La polemica è approdata sui social, dove la protesta è stata ripresa dall’ex sindaco ed esponente di Forza Italia, Giancarlo Mazzotta, critico in particolare sulla chiusura della farmacia comunale gestita dalla "Carmiano" (società patrimoniale dell’Ente). «Non ci sono scuse, il sindaco Erroi lo sa bene, visto che la legge regionale del 2014 stabilisce espressamente che i Comuni debbano essere informati», dichiara Mazzotta. «È bene ricordare che il TUEL attribuisce ai sindaci il ruolo di massima autorità sanitaria locale; perciò, avrebbe potuto esperire ogni strada utile a scongiurare l’ennesimo danno alla comunità. La legge regionale prevede che i turni notturni siano stabiliti dall’Ordine provinciale dei farmacisti e comunicati alla ASL e ai Comuni. Anche Carmiano sarà stato regolarmente informato, senza contare che abbiamo una farmacia comunale anch'essa sottoposta ai turni, il che dimostra che l’amministrazione non solo fosse a conoscenza della situazione, ma ne fosse partecipe. Parliamo di un disagio rilevante — conclude Mazzotta — che si aggiunge alla penuria di servizi sanitari e alla grave carenza di medici e infermieri. Costringere i cittadini a recarsi in altri paesi in piena notte è inaccettabile».

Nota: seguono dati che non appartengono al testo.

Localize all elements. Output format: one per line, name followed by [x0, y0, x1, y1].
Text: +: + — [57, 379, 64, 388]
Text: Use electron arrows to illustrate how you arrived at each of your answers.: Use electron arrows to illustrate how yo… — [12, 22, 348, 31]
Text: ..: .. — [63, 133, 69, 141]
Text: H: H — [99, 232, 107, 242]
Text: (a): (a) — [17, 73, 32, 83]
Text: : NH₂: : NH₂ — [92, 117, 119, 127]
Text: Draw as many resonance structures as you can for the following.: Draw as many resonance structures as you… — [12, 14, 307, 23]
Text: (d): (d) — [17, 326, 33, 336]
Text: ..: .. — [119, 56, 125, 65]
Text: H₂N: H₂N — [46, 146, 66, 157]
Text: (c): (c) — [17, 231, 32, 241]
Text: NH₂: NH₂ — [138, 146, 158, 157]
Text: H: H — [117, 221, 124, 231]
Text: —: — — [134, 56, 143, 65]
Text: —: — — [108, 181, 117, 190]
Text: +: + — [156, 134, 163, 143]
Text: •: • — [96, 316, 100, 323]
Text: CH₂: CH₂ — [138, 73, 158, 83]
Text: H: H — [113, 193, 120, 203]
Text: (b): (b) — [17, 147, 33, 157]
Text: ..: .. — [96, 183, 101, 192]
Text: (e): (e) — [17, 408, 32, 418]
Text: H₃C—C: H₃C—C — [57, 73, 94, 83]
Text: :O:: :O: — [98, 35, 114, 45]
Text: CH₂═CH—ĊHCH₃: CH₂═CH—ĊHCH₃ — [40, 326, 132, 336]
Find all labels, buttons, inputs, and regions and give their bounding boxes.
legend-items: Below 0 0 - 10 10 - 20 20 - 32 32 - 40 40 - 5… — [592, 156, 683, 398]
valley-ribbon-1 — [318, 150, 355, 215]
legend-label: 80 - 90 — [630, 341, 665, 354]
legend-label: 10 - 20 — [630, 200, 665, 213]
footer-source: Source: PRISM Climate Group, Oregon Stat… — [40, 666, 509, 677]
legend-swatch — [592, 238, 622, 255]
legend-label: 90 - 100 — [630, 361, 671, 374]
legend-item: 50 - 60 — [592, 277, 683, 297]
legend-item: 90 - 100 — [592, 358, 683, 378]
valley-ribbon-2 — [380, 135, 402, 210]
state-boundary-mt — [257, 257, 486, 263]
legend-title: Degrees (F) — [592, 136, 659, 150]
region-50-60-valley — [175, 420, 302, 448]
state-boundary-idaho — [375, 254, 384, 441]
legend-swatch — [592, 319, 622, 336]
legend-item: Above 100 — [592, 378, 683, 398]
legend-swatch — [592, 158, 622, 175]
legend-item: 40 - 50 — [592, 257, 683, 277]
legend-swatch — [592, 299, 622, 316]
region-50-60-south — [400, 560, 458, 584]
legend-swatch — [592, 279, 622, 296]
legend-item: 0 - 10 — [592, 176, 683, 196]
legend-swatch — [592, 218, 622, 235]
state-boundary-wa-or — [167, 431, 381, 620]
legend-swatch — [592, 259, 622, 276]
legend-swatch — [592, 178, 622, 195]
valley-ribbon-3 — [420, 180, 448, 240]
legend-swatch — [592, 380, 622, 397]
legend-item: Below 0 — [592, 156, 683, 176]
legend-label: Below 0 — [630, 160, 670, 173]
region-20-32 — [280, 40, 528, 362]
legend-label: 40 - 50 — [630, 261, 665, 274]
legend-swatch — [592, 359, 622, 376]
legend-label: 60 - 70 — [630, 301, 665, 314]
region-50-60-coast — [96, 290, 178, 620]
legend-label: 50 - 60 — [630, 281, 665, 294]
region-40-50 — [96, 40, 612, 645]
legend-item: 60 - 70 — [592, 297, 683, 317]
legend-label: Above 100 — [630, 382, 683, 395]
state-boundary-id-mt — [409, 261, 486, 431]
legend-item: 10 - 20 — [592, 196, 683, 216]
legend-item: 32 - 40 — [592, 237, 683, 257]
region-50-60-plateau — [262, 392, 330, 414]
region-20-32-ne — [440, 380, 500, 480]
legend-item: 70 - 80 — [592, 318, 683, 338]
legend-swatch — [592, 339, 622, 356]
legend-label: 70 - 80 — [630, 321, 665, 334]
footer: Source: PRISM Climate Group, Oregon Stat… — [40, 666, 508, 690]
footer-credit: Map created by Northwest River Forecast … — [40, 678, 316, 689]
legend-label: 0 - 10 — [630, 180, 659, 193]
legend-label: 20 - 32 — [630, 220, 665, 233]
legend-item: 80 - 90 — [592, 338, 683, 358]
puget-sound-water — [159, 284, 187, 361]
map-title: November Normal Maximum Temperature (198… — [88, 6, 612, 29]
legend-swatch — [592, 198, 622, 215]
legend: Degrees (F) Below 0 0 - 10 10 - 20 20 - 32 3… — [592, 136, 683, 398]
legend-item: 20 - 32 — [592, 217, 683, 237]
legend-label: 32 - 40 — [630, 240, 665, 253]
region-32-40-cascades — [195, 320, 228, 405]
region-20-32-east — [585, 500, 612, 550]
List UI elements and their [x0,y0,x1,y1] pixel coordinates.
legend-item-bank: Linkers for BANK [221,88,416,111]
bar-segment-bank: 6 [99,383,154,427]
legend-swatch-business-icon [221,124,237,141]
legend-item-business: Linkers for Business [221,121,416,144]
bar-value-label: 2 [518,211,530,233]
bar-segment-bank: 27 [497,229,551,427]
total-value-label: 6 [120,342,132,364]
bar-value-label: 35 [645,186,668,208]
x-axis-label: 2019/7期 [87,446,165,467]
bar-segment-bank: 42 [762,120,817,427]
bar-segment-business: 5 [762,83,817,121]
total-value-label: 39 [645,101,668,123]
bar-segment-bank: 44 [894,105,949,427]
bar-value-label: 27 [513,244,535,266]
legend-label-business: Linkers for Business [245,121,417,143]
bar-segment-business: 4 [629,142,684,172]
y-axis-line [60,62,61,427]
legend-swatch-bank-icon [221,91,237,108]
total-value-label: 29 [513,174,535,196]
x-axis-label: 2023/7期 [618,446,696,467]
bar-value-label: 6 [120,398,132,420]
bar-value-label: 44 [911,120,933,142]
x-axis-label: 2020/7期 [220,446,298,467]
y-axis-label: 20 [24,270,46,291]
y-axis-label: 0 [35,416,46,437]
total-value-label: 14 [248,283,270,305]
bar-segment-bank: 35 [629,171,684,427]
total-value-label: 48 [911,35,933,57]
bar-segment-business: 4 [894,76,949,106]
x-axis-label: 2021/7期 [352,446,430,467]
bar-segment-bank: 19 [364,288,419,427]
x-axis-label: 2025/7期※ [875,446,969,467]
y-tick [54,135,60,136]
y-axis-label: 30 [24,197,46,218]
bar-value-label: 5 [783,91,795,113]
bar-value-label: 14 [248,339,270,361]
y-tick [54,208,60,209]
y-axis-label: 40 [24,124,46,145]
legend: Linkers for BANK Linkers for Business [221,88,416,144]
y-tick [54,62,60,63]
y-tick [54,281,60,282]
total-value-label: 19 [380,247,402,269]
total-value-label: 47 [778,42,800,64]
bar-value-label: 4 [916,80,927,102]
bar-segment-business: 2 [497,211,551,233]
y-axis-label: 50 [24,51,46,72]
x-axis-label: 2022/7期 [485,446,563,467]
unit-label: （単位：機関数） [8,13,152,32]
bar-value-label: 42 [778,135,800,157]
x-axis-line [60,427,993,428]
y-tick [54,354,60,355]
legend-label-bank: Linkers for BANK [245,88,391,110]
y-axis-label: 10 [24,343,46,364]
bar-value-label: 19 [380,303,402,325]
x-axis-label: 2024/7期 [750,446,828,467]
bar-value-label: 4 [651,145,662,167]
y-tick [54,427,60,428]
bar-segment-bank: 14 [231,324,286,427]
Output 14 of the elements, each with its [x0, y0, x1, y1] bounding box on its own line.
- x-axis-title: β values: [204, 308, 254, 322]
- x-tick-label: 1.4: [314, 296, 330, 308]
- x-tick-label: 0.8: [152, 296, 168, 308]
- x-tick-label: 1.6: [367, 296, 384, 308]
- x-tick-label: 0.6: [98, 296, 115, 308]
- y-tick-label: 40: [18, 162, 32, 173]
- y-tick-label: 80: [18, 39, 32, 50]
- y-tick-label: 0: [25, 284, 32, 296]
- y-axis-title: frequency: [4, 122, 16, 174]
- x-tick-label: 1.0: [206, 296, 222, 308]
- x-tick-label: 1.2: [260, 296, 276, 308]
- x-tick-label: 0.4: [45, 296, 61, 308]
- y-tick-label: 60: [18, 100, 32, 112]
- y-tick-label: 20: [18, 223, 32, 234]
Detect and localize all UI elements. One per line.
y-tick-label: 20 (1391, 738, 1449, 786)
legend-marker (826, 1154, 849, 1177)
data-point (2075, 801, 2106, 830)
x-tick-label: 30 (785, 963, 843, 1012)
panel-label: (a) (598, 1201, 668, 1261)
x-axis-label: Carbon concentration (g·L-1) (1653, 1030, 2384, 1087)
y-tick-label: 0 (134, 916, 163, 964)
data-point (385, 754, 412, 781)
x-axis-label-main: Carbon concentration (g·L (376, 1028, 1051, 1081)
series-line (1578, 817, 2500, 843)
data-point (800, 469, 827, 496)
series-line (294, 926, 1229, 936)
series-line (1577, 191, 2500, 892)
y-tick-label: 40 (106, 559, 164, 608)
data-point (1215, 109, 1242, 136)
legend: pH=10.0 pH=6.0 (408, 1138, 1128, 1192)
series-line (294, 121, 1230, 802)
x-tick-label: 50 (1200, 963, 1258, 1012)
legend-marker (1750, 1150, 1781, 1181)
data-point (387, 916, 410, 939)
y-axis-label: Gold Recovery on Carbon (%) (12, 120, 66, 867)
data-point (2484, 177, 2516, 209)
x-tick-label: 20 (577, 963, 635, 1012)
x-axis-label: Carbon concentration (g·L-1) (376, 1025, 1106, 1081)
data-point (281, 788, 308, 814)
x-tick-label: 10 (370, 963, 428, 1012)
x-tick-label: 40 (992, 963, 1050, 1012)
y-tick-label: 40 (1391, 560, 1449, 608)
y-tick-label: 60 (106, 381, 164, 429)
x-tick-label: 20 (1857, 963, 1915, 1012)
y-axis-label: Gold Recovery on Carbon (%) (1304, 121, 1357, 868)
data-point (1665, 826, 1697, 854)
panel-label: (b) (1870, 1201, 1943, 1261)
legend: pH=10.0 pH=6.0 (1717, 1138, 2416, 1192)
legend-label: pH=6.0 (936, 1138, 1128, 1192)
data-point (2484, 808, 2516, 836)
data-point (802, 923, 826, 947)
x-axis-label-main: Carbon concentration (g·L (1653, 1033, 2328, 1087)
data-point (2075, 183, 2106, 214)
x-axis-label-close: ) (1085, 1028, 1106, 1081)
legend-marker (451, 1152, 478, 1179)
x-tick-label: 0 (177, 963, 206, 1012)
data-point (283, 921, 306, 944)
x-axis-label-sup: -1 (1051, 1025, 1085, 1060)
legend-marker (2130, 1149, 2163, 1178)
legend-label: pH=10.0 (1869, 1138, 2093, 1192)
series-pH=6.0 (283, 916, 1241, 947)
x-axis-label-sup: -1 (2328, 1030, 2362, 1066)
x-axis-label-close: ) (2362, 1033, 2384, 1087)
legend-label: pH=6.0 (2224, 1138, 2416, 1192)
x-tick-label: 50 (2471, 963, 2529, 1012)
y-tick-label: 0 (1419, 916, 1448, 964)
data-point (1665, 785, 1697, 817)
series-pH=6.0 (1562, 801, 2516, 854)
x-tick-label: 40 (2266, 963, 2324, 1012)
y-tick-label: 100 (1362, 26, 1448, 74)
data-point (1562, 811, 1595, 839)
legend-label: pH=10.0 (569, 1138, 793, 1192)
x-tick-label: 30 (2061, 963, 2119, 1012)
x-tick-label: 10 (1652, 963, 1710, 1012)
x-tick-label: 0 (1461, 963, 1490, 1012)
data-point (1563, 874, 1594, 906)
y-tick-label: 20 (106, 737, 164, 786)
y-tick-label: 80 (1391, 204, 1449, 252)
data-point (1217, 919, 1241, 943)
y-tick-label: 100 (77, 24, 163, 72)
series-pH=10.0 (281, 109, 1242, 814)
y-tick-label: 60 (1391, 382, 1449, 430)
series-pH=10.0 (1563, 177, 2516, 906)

Sul caso è seguito il chiarimento del sindaco di Carmiano, Gianni Erroi: “Riscontro le segnalazioni pervenute in merito all’ampliamento del bacino di utenza relativo ai turni di apertura delle farmacie, per precisare alcune inesattezze che sono state poste sul tavolo della discussione. Mi corre l’obbligo di chiarire, innanzitutto, che il ruolo di «Autorità Sanitaria Locale» che il TUEL 267/2000 riconosce in capo al Sindaco comporta che egli sia il responsabile diretto della tutela della Salute Pubblica nel territorio di competenza, con potere di emanare ordinanze urgenti in caso di emergenza sanitaria (epidemie, contaminazioni e similari). Non compete al Sindaco ingerirsi nelle competenze organizzative ed amministrative della Autorità Sanitarie locali e superiori. L’art. 6 della Legge Reg. Puglia n. 5 del 18/02/2014, disciplinante il Servizio Pubblico Farmaceutico Territoriale, prevede espressamente che i turni vengano stabiliti, nell’ambito dei singoli comuni e dei quartieri o dei bacini di utenza «…dall'Ordine provinciale dei farmacisti, sentite le rappresentanze sindacali provinciali delle farmacie pubbliche e private e trasmesse alle ASL per gli adempimenti di competenza e, per conoscenza, ai comuni interessati”. Appare evidente che alcuna ingerenza è ammessa da parte del Sindaco in queste decisioni come Autorità Sanitaria Locale, perché manca il requisito della contingibilità ed urgenza. Peraltro, l’articolo sopracitato prevede solo un dovere di mera informazione in capo al Sindaco. Tuttavia comprendo bene il disagio dei cittadini, alle cui esigenze sono sempre attento e per questo ho provveduto a prendere contatti con il Presidente dell’Ordine dei farmacisti della Provincia di Lecce con il quale, a breve, avrò un confronto sul punto. Mi preme precisare che a Carmiano-Magliano, quattro volte su nove fine settimana è garantita una farmacia di turno, due volte a Novoli e tre a Campi Salentina”.